We know that f'(x) = $\underset{x\to 0}{\text{lim}}\frac{f(x+h)-f\left(x\right)}{h}$

$\Rightarrow$ f'(x) =$\underset{x\to 0}{\text{lim}}\frac{\frac{1}{(x+h{)}^2}-\frac{1}{x^2}}{h}$

=$\underset{h\to 0}{\text{lim}}\frac{x^2-(x+h{)}^2}{h{x}^2(x+h{)}^2}$

=$\underset{h\to 0}{\text{lim}}\frac{x^2-x^2-h^2-2xh}{h{x}^2(x+h{)}^2}$

=$\underset{h\to 0}{\text{lim}}\frac{h(-h-2x)}{h{x}^2(x+h{)}^2}$

= $\frac{-2x}{x^2\times x^2}=\frac{-2}{x^3}$.

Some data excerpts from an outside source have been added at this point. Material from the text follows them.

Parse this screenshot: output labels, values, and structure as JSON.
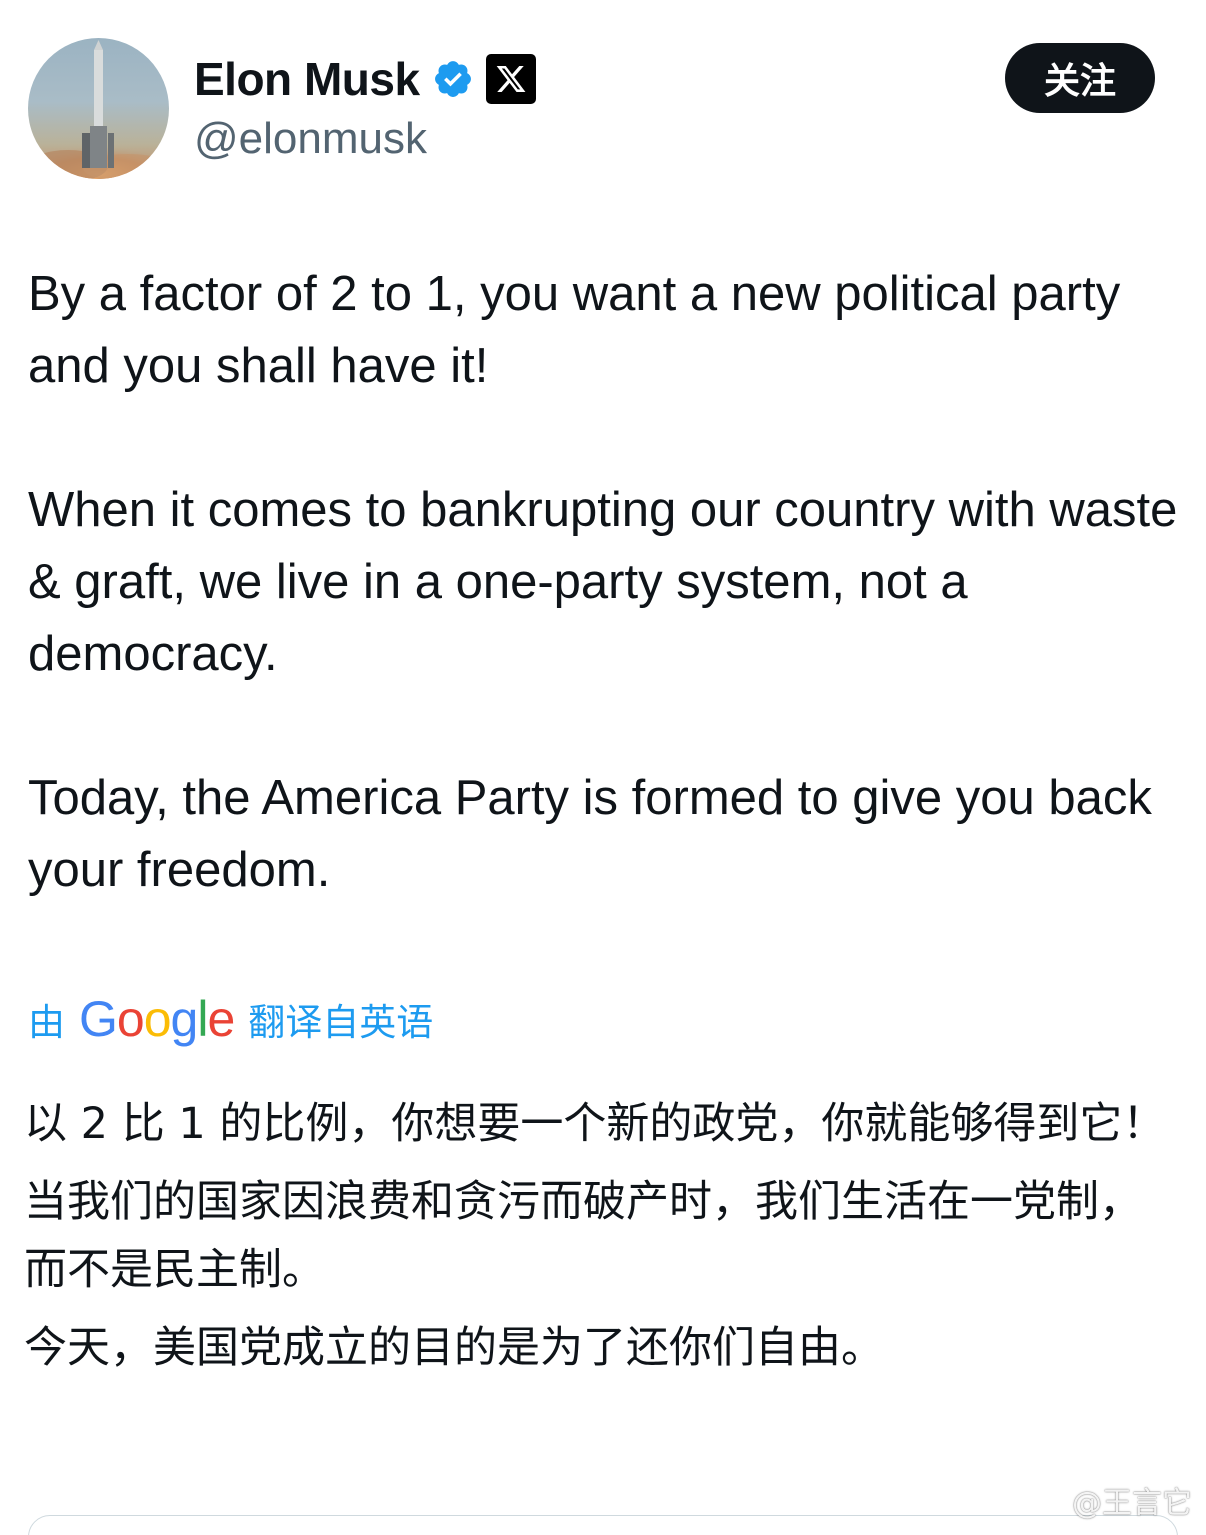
{
  "header": {
    "display_name": "Elon Musk",
    "handle": "@elonmusk",
    "follow_label": "关注"
  },
  "tweet": {
    "paragraphs": [
      "By a factor of 2 to 1, you want a new political party and you shall have it!",
      "When it comes to bankrupting our country with waste & graft, we live in a one-party system, not a democracy.",
      "Today, the America Party is formed to give you back your freedom."
    ]
  },
  "translation": {
    "prefix": "由",
    "provider": "Google",
    "suffix": "翻译自英语",
    "paragraphs": [
      "以 2 比 1 的比例，你想要一个新的政党，你就能够得到它！",
      "当我们的国家因浪费和贪污而破产时，我们生活在一党制，而不是民主制。",
      "今天，美国党成立的目的是为了还你们自由。"
    ]
  },
  "watermark": {
    "text": "@王言它"
  },
  "icons": {
    "verified": "verified-badge-icon",
    "affiliate": "x-logo-icon",
    "watermark": "weibo-icon"
  },
  "colors": {
    "verified_blue": "#1d9bf0",
    "link_blue": "#1d9bf0",
    "text_primary": "#0f1419",
    "text_secondary": "#536471",
    "button_bg": "#0f1419"
  }
}
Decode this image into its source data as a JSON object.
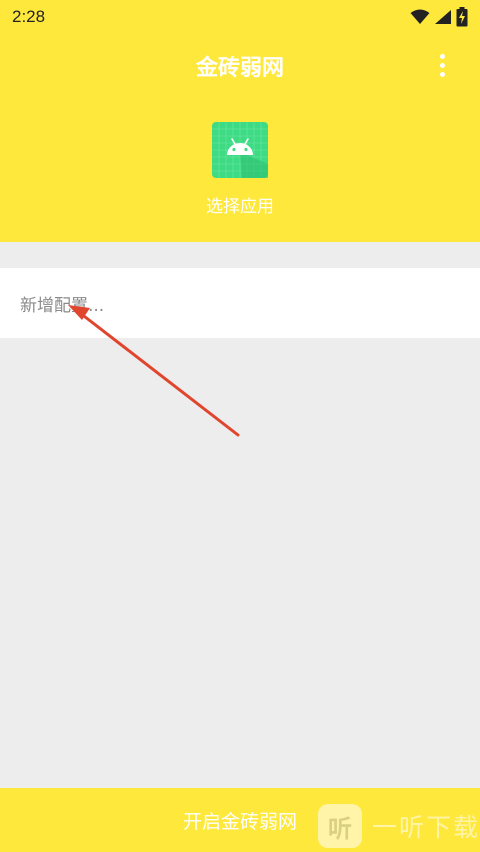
{
  "status_bar": {
    "time": "2:28",
    "icons": [
      "wifi-icon",
      "signal-icon",
      "battery-charging-icon"
    ]
  },
  "header": {
    "title": "金砖弱网",
    "menu_icon": "more-vertical-icon",
    "select_app": {
      "icon": "android-app-icon",
      "label": "选择应用"
    }
  },
  "config": {
    "placeholder": "新增配置..."
  },
  "bottom_bar": {
    "label": "开启金砖弱网"
  },
  "watermark": {
    "logo": "听",
    "text": "一听下载"
  },
  "colors": {
    "accent": "#ffe83c",
    "background": "#ededed",
    "annotation": "#e0452e",
    "android_green": "#3ddc84"
  }
}
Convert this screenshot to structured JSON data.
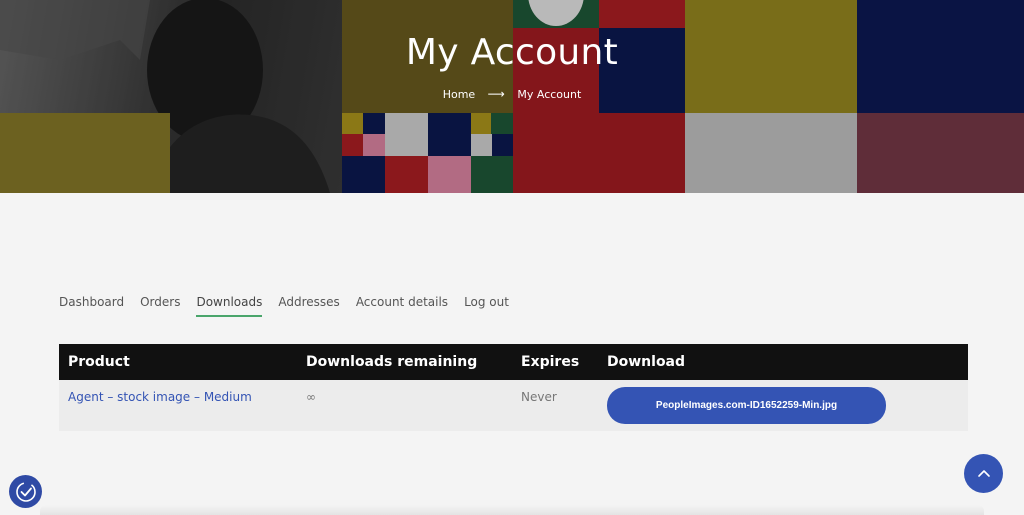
{
  "hero": {
    "title": "My Account",
    "breadcrumb": {
      "home": "Home",
      "separator": "⟶",
      "current": "My Account"
    }
  },
  "tabs": [
    {
      "label": "Dashboard",
      "active": false
    },
    {
      "label": "Orders",
      "active": false
    },
    {
      "label": "Downloads",
      "active": true
    },
    {
      "label": "Addresses",
      "active": false
    },
    {
      "label": "Account details",
      "active": false
    },
    {
      "label": "Log out",
      "active": false
    }
  ],
  "downloads_table": {
    "headers": [
      "Product",
      "Downloads remaining",
      "Expires",
      "Download"
    ],
    "rows": [
      {
        "product": "Agent – stock image – Medium",
        "remaining": "∞",
        "expires": "Never",
        "file": "PeopleImages.com-ID1652259-Min.jpg"
      }
    ]
  },
  "colors": {
    "accent": "#3454b4",
    "tab_underline": "#4aa56b",
    "header_bg": "#111111"
  },
  "icons": {
    "scroll_top": "chevron-up-icon",
    "accessibility": "accessibility-icon"
  }
}
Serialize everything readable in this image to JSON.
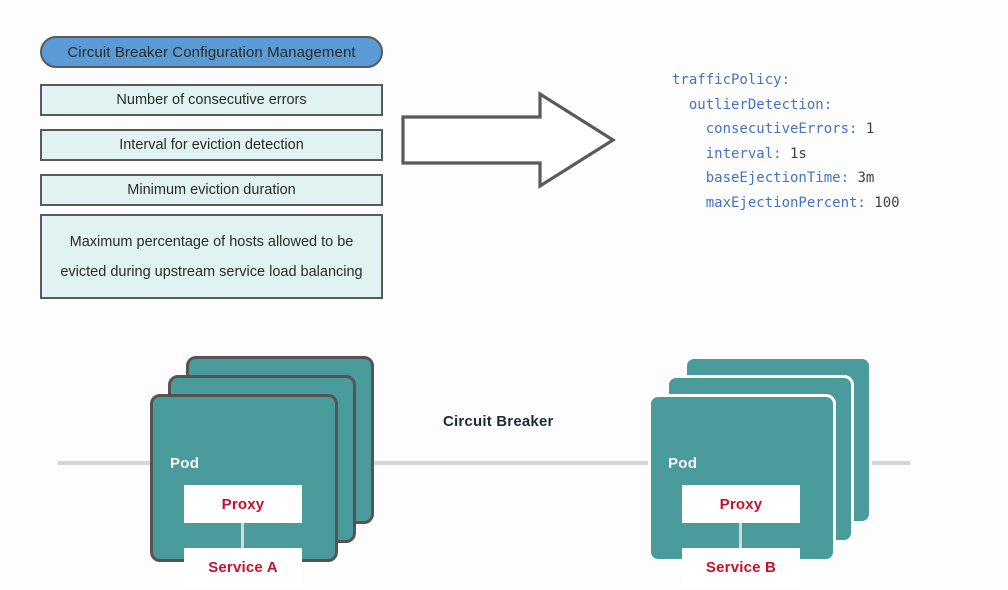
{
  "config_panel": {
    "title": "Circuit Breaker Configuration Management",
    "items": [
      "Number of consecutive errors",
      "Interval for eviction detection",
      "Minimum eviction duration",
      "Maximum percentage of hosts allowed to be evicted during upstream service load balancing"
    ]
  },
  "arrow": {
    "name": "right-arrow",
    "direction": "right"
  },
  "yaml": {
    "lines": [
      {
        "indent": 0,
        "key": "trafficPolicy:",
        "value": ""
      },
      {
        "indent": 1,
        "key": "outlierDetection:",
        "value": ""
      },
      {
        "indent": 2,
        "key": "consecutiveErrors:",
        "value": "1"
      },
      {
        "indent": 2,
        "key": "interval:",
        "value": "1s"
      },
      {
        "indent": 2,
        "key": "baseEjectionTime:",
        "value": "3m"
      },
      {
        "indent": 2,
        "key": "maxEjectionPercent:",
        "value": "100"
      }
    ],
    "l0": "trafficPolicy:",
    "l1": "  outlierDetection:",
    "l2_k": "    consecutiveErrors:",
    "l2_v": " 1",
    "l3_k": "    interval:",
    "l3_v": " 1s",
    "l4_k": "    baseEjectionTime:",
    "l4_v": " 3m",
    "l5_k": "    maxEjectionPercent:",
    "l5_v": " 100"
  },
  "flow": {
    "label": "Circuit Breaker"
  },
  "pod_left": {
    "pod_label": "Pod",
    "proxy_label": "Proxy",
    "service_label": "Service A"
  },
  "pod_right": {
    "pod_label": "Pod",
    "proxy_label": "Proxy",
    "service_label": "Service B"
  },
  "colors": {
    "pill_blue": "#5B9BD5",
    "box_mint": "#E0F2F1",
    "box_border": "#5a5a5a",
    "pod_teal": "#4a9b9b",
    "service_red": "#C8102E",
    "yaml_key_blue": "#4472C4",
    "yaml_value": "#3f3f3f",
    "line_gray": "#d6d6d6"
  }
}
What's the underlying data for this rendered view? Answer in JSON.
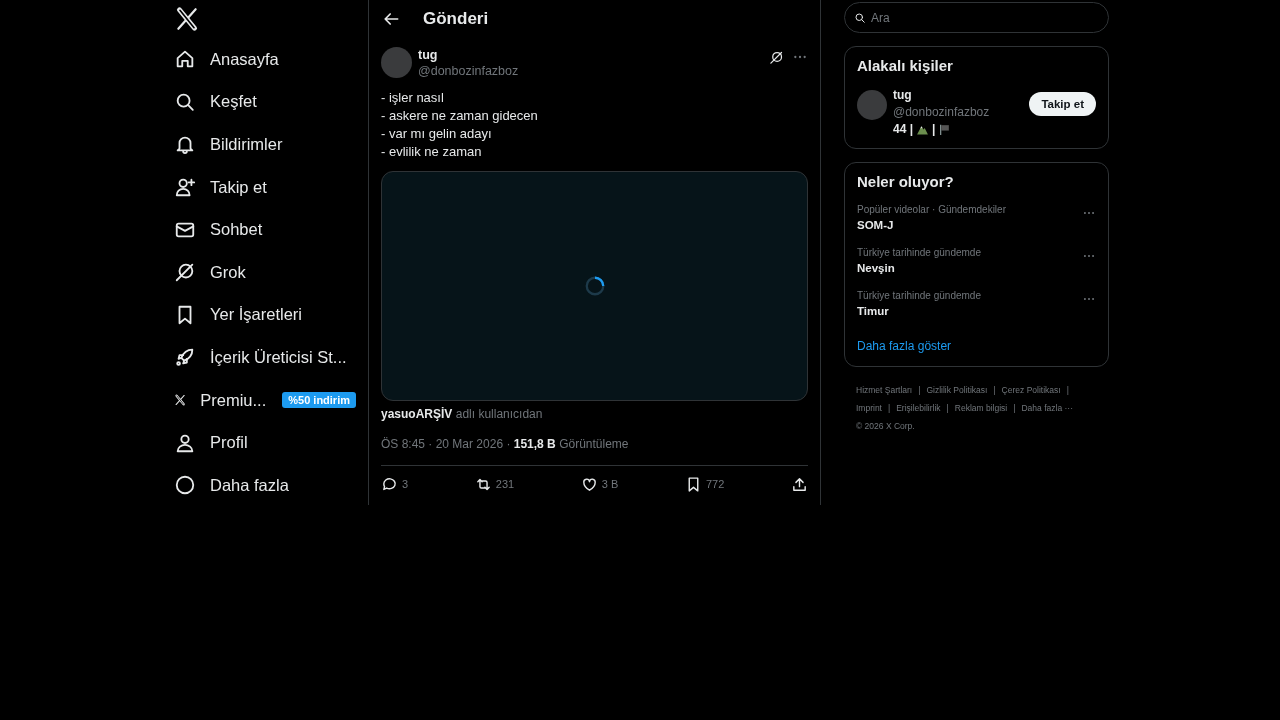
{
  "nav": {
    "items": [
      {
        "kind": "home",
        "label": "Anasayfa"
      },
      {
        "kind": "search",
        "label": "Keşfet"
      },
      {
        "kind": "bell",
        "label": "Bildirimler"
      },
      {
        "kind": "person-add",
        "label": "Takip et"
      },
      {
        "kind": "mail",
        "label": "Sohbet"
      },
      {
        "kind": "grok",
        "label": "Grok"
      },
      {
        "kind": "bookmark",
        "label": "Yer İşaretleri"
      },
      {
        "kind": "rocket",
        "label": "İçerik Üreticisi St..."
      },
      {
        "kind": "x",
        "label": "Premiu...",
        "badge": "%50 indirim"
      },
      {
        "kind": "person",
        "label": "Profil"
      },
      {
        "kind": "more",
        "label": "Daha fazla"
      }
    ]
  },
  "header": {
    "title": "Gönderi"
  },
  "post": {
    "name": "tug",
    "handle": "@donbozinfazboz",
    "lines": [
      "- işler nasıl",
      "- askere ne zaman gidecen",
      "- var mı gelin adayı",
      "- evlilik ne zaman"
    ],
    "media": {
      "kind": "video",
      "loading": true
    },
    "source": {
      "user": "yasuoARŞİV",
      "text": "adlı kullanıcıdan"
    },
    "meta": {
      "time": "ÖS 8:45 · 20 Mar 2026 ·",
      "views": "151,8 B",
      "views_label": "Görüntüleme"
    },
    "actions": [
      {
        "kind": "reply",
        "count": "3"
      },
      {
        "kind": "retweet",
        "count": "231"
      },
      {
        "kind": "like",
        "count": "3 B"
      },
      {
        "kind": "bookmark",
        "count": "772"
      },
      {
        "kind": "share"
      }
    ]
  },
  "search": {
    "placeholder": "Ara"
  },
  "related": {
    "title": "Alakalı kişiler",
    "name": "tug",
    "handle": "@donbozinfazboz",
    "bio_number": "44",
    "separator": "|",
    "button": "Takip et"
  },
  "trends": {
    "title": "Neler oluyor?",
    "items": [
      {
        "context": "Popüler videolar · Gündemdekiler",
        "name": "SOM-J"
      },
      {
        "context": "Türkiye tarihinde gündemde",
        "name": "Nevşin"
      },
      {
        "context": "Türkiye tarihinde gündemde",
        "name": "Timur"
      }
    ],
    "more": "Daha fazla göster"
  },
  "footer": {
    "links": [
      "Hizmet Şartları",
      "Gizlilik Politikası",
      "Çerez Politikası",
      "Imprint",
      "Erişilebilirlik",
      "Reklam bilgisi",
      "Daha fazla ···"
    ],
    "separator": "|",
    "copyright": "© 2026 X Corp."
  }
}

(iv) Here f(x) = $\frac{x+1}{x-1}$

Then f(x+h) = $\frac{x+h+1}{x+h-1}$

We know that f'(x) = $\underset{h\to 0}{\text{lim}}\frac{f(x+h)-f\left(x\right)}{h}$

$\Rightarrow$ f'(x) = $\underset{h\to 0}{\text{lim}}\frac{\frac{x+h+1}{x-h-1}-\frac{x+1}{x-1}}{h}$

= $\underset{h\to 0}{\text{lim}}\frac{(x+h+1)(x-1)-(x+1)(x+h-1)}{h(x+h-1)(x-1)}$

= $\underset{h\to 0}{\text{lim}}\frac{x^2-x+xh-h+x-1-x^2-xh+x-x-h+1}{h(x+h-1)(x-1)}$

= $\underset{h\to 0}{\text{lim}}\frac{-2h}{h(x+h-1)(x-1)}$

= $\frac{-2}{(x-1{)}^2}$.